Two years after regulation, NOAA Fisheries evaluating importers' mammal bycatch

Two years after U.S. officials established new regulations regarding imported seafood and bycatch, NOAA Fisheries is taking steps to make sure other countries are working on reducing the interaction their fisheries have with marine mammals.

The Marine Mammal Protection Act Import Provisons Rule, announced in August 2016, requires seafood importers to maintain the same bycatch standards as American fisheries. The rule took effect on 1 January 2017 but gave countries a five-year period to evaluate their marine mammal stocks and reduce their bycatch to match U.S. standards.

Among the steps completed this year include the creation of a list of foreign fisheries, which was produced in March. The document, considered the first of its kind, evaluated nearly 3,300 fisheries operating in nearly 140 countries. Those fisheries were rated by the frequency and likelihood of whether marine mammals suffered serious injuries or were killed in the process of harvesting fish or other seafood products.

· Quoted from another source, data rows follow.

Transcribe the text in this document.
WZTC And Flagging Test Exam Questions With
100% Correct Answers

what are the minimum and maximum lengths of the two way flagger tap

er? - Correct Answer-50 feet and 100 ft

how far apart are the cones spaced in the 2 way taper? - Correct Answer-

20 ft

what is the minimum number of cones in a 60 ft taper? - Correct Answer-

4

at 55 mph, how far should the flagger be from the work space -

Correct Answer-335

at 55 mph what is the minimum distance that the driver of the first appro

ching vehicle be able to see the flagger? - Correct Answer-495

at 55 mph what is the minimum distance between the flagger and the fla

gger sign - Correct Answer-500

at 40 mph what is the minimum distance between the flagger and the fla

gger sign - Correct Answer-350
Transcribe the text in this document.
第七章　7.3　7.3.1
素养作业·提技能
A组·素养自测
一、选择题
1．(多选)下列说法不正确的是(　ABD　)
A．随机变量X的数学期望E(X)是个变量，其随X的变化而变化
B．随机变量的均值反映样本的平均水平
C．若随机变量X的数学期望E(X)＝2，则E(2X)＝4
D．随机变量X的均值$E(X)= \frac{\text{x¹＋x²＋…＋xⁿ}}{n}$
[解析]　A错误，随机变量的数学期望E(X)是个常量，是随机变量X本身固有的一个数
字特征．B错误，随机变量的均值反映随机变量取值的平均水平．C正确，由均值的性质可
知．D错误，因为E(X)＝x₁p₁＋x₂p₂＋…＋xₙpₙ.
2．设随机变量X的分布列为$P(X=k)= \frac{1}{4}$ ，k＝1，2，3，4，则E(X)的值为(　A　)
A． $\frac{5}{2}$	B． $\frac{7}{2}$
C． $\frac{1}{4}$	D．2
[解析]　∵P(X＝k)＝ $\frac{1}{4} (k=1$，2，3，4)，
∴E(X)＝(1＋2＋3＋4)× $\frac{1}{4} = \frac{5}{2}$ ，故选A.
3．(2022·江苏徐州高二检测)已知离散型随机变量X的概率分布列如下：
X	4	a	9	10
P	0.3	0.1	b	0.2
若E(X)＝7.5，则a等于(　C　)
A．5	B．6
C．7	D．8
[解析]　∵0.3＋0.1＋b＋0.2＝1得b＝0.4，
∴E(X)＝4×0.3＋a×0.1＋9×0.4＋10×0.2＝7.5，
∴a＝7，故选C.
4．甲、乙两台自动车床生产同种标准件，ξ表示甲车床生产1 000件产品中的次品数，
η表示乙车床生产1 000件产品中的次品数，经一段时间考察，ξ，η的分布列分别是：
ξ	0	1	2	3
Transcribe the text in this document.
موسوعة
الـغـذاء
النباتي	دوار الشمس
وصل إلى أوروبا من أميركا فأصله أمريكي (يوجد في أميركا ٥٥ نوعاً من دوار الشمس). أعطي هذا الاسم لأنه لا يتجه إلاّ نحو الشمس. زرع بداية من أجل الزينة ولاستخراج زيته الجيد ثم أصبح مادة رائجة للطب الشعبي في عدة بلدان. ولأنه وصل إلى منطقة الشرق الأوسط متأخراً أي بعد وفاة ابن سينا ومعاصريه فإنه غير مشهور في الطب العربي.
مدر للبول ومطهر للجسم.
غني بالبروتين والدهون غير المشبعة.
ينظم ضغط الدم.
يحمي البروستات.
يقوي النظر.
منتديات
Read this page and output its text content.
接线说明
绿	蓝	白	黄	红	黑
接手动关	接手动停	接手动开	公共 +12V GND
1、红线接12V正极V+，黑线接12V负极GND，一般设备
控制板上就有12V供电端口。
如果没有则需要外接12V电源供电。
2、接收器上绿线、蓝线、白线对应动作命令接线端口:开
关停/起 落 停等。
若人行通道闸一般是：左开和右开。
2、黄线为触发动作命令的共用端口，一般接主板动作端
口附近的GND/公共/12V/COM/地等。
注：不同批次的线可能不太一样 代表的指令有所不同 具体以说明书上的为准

The document found that 2,386 fisheries were rated as export, meaning they have a higher than remote chance of bycatch. NOAA Fisheries found 910 fisheries to be exempt, which means they either have zero or minimal chance of marine mammal interactions.

NOAA Fisheries officials said the list has helped shed light on the bycatch situation around the world. They now have greater insight into the gear types and regions with the highest bycatch totals, and fisheries in the Indian Ocean have the highest marine mammal bycatch rates.

"The publication of the List of Foreign Fisheries is a crucial step toward implementation of the MMPA import rule and is having a profound effect on the global state of knowledge regarding marine mammal bycatch and on nations' ability to reduce that bycatch through improved management,” NOAA Fisheries Director of the Office of International Affairs and Seafood Inspection John Henderschedt said. “This improved understanding of commercial fisheries' impact on marine mammals combined with the incentives to establish comparable measures are achieving the conservation objectives originally intended in the statute." 

Next year, nations will need to submit documentation showing the progress they are making in developing regulations to limit bycatch within their fisheries.